Arrow-right Camera


Sun., Jan. 28, 2007, midnight

Our View: Skewing prejudice

It would be nice if people who tossed around the term “reverse discrimination” were worried about prejudice to begin with.

But that doesn’t seem to be the case with some critics of a Washington state bill that would grant same-sex couples some of the same rights and benefits that are bestowed upon couples with a marriage certificate.

Among other things, the bill would grant members of same-sex couples hospital visitation rights and allow them to make decisions about organ donations and funerals.

To qualify, couples would have to sign up on a state registry and prove that they live together and that both members are at least 18 years old.

The bill would also apply to heterosexual couples with one member who is at least 62. Many older couples don’t marry because it could cost them some or all of certain pension and Social Security benefits.

The legislation has provided a shallow “aha!” moment for opponents who note that it should also apply to other caregivers, such as grandparents and siblings.

“This bill grants to domestic partners a package of rights it fails to grant to many other kinds of relationships,” said Bishop Joseph Tyson, of the Washington State Catholic Conference.
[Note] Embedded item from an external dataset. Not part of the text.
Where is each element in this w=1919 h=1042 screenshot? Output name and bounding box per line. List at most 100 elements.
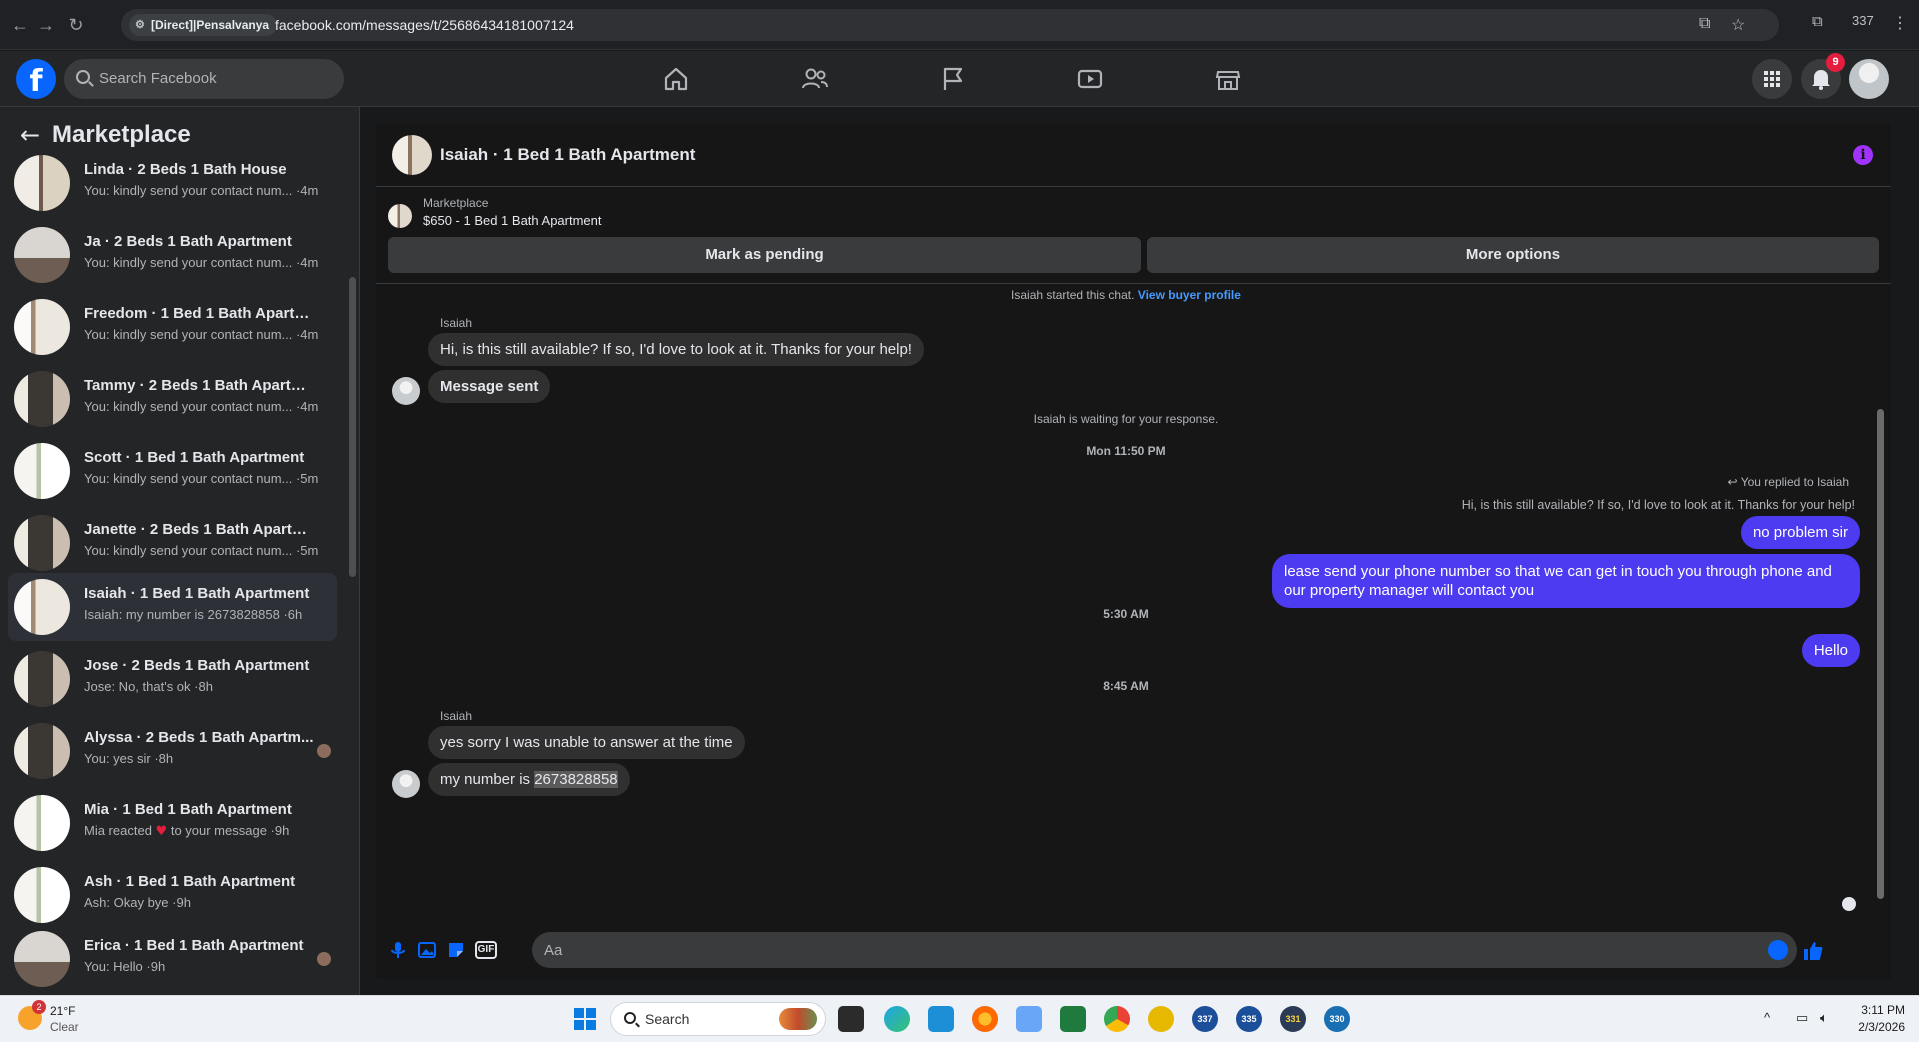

Hence, the cry of “reverse discrimination.” Of course, in the case of same-sex couples, this bill would not be necessary if the government didn’t discriminate in the first place when it came to who may marry whom.

The reality is that government grants special rights to those who have a marriage certificate. A wife can visit a hospitalized husband with no questions asked. She can make decisions related to medical procedures, organ donations, autopsies and funerals. An unmarried partner cannot.

Lawmakers learned in testimony on Thursday that a woman who recently lost her partner of 10 years wasn’t allowed to visit her in the hospital until a family member granted approval. Even then, she ran into legal roadblocks when it came to planning a funeral and donating retinas.

Allowing same-sex couples to marry would eliminate the need for a domestic partnership bill (though problems for elderly couples would continue).

But those who cry “reverse discrimination” want no part of that. In fact, they fear this bill will signal the demise of their preferred form of favoritism.

A companion bill calls for the legalization of same-sex marriage. It’s doubtful it can pass at this time, but perhaps a domestic partnership law would educate the public on the discriminating effects of our marriage laws.